The Week Ahead: The focal point on this week’s data calendar will be the core PCE inflation data on Friday. According to Bloomberg, the Fed's preferred inflation metric is expected to come in at a 2.5% year-over-year rate, down from 2.6% in the prior month. Also of interest will be the first reading of Q2 GDP on Thursday, with analysts expecting growth of 1.9%, a solid uptick from the 1.4% pace in the first quarter. The Fed speaking calendar will be a nonevent, as officials will be in the traditional blackout period ahead of next week’s FOMC meeting. It will be a busy week on the earnings front with 131 members of the S&P 500 expected to release results during the week. Amongst this group will be 7 members of the Dow Jones Industrial Average.
— By Michael Schwager, Chief Market Strategist, Managing Director
Definitions
The Dow Jones Industrial Average is a price-weighted average of 30 blue-chip stocks that are generally defined as the leaders in their industry. It has been a widely followed indicator of the stock market since October 1, 1928.
Wilshire 5000 Total Market IndexSM represents the broadest index for the U.S. equity market, measuring the performance of all U.S. equity securities with readily available price data. The index is comprised of virtually every stock that: the firm's headquarters are based in the U.S.; the stock is actively traded on a U.S. exchange; the stock has widely available pricing information (this disqualifies bulletin board, or over-the-counter stocks). The index is market cap weighted, meaning that the firms with the highest market value account for a larger portion of the index.
Standard and Poor's 500© Index is a capitalization-weighted index of 500 stocks.
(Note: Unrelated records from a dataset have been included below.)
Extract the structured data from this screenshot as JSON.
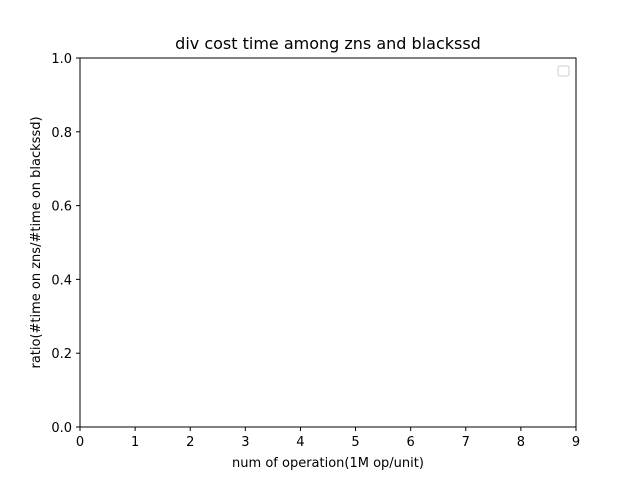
{
  "chart_data": {
    "type": "line",
    "title": "div cost time among zns and blackssd",
    "xlabel": "num of operation(1M op/unit)",
    "ylabel": "ratio(#time on zns/#time on blackssd)",
    "xlim": [
      0,
      9
    ],
    "ylim": [
      0.0,
      1.0
    ],
    "xticks": [
      "0",
      "1",
      "2",
      "3",
      "4",
      "5",
      "6",
      "7",
      "8",
      "9"
    ],
    "yticks": [
      "0.0",
      "0.2",
      "0.4",
      "0.6",
      "0.8",
      "1.0"
    ],
    "series": [],
    "legend": {
      "placement": "upper-right",
      "entries": []
    },
    "grid": false
  }
}
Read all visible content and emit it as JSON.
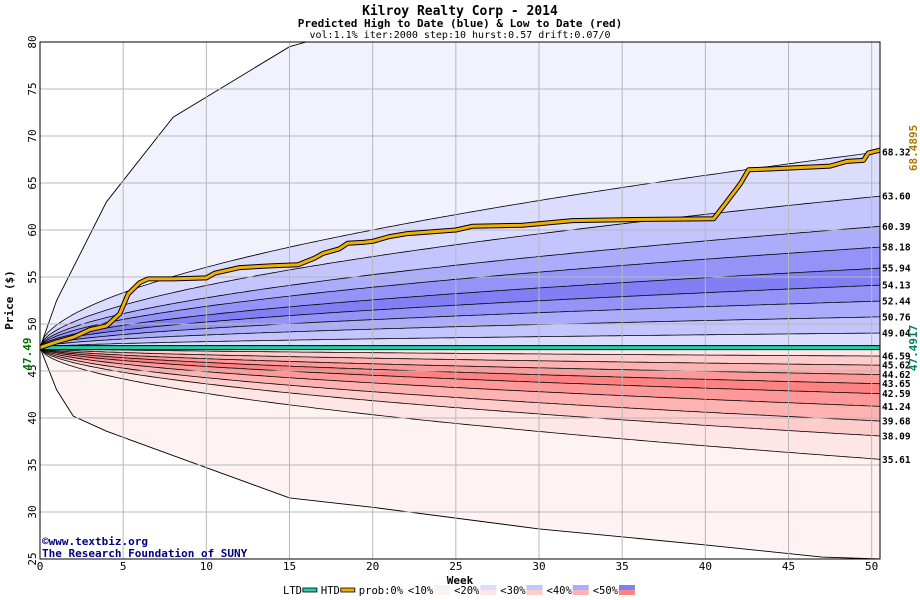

The index is designed to measure performance of the broad domestic economy through changes in the aggregate market value of 500 stocks representing all major industries.
The NASDAQ Composite Index is a broad-based capitalization-weighted index of stocks in all three NASDAQ tiers: Global Select, Global Market and Capital Market. The index was developed with a base level of 100 as of February 5, 1971.